To his credit, U.S. envoy Zalmay Khalilzad has made remarkable progress in recent peace talks with the Taliban. It appears the latter group has now renounced any willingness to tolerate extremists from ISIS or Al Qaeda on Afghan territory under any future government in which it may have a key role. The United States has correspondingly indicated a willingness to downsize its military presence over time, and perhaps ultimately end it altogether, when conditions are right. We hope credible assurances on human rights are addressed, too.
But as Ambassador Khalilzad has himself underscored, there is no deal on anything until everything is agreed—and right now, we are still closer to the starting line than the finish line in negotiations to end this interminable conflict. As we approach the eighteen-year mark, it is already America’s longest war; for Afghans, it arguably dates back to the Soviet invasion of Afghanistan forty years ago. But even if Afghans, Americans, and other NATO/foreign forces are tired of fighting, reaching compromise will be excruciatingly hard. The government of Afghanistan has not even been brought into the peace talks yet, because the Taliban refuse even to properly recognize President Ashraf Ghani, whom they see as a U.S.-installed puppet, or even the Afghan constitution, which they also see as American-imposed. Until negotiations occur Taliban and Ghani, it is hard to get too enthused about the prospects for peace.
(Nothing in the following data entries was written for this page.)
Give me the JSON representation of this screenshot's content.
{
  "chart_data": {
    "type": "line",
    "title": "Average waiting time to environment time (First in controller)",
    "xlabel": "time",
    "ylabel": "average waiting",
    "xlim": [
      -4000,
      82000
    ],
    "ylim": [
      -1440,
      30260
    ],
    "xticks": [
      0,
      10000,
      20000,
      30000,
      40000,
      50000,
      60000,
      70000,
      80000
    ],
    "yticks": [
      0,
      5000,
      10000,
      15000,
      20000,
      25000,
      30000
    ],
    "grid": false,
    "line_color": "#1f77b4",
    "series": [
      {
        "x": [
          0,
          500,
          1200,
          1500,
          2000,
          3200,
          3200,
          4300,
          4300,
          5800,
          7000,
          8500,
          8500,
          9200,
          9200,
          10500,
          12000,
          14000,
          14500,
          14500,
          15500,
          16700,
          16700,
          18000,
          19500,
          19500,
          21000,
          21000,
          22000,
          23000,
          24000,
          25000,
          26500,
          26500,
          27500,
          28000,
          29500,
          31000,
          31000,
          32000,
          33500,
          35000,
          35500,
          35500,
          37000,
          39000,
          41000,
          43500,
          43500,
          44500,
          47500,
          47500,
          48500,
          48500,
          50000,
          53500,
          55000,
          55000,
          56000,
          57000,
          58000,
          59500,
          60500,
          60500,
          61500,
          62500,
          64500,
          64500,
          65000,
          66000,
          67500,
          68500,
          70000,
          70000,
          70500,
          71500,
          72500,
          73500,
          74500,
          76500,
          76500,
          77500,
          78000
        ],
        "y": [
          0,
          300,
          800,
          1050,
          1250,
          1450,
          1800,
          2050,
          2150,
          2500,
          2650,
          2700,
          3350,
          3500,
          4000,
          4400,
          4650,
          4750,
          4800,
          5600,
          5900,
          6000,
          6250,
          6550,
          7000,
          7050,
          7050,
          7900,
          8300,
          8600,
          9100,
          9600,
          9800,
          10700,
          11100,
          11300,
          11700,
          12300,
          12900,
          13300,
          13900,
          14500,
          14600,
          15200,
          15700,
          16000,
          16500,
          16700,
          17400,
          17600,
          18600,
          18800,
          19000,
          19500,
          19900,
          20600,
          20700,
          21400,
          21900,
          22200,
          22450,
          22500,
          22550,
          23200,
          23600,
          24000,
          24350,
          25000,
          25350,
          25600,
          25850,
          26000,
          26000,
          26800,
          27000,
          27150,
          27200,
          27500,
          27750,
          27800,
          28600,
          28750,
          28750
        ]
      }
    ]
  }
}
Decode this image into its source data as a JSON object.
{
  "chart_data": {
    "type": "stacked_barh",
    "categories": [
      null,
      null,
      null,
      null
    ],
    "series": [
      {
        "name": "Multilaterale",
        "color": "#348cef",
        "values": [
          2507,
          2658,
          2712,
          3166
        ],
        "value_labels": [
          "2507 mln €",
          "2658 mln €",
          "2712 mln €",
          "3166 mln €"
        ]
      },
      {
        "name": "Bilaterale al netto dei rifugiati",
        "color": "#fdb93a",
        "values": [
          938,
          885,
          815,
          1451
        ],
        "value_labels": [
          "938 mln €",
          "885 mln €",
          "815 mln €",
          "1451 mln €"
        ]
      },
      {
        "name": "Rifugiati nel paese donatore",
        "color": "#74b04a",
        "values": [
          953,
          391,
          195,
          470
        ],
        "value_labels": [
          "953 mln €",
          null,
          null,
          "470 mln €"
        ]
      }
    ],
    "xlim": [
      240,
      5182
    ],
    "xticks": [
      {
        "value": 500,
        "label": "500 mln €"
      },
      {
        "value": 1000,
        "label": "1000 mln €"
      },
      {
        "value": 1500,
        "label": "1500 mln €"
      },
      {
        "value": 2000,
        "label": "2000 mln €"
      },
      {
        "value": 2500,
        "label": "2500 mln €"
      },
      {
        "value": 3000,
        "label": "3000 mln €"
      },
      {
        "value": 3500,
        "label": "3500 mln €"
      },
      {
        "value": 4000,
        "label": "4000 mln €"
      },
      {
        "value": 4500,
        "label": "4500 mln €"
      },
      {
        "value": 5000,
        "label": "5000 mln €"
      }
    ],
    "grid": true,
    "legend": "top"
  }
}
If and when such talks do begin, a crucial element will be security—and the future of the nation’s security forces. Indeed, this may be the single hardest and most central issue of all to a durable peace. It is not credulous to believe that either Ghani’s government or the Taliban would trust each other fully even if a peace deal could be written and signed. Both would have to expect ruses and betrayal by the other. Thus, any deal would need to go beyond Ronald Reagan’s famous “trust, but verify” mantra, and be based on the logic of “trust, but verify, and watch your back.” A peace deal would have to allow some elements of protection for key leaders and partisans on both sides of the fight. That in turn requires a realistic way to preserve the military capabilities of the two sides for a time, rather than naively believing they can somehow meld together seamlessly and safely.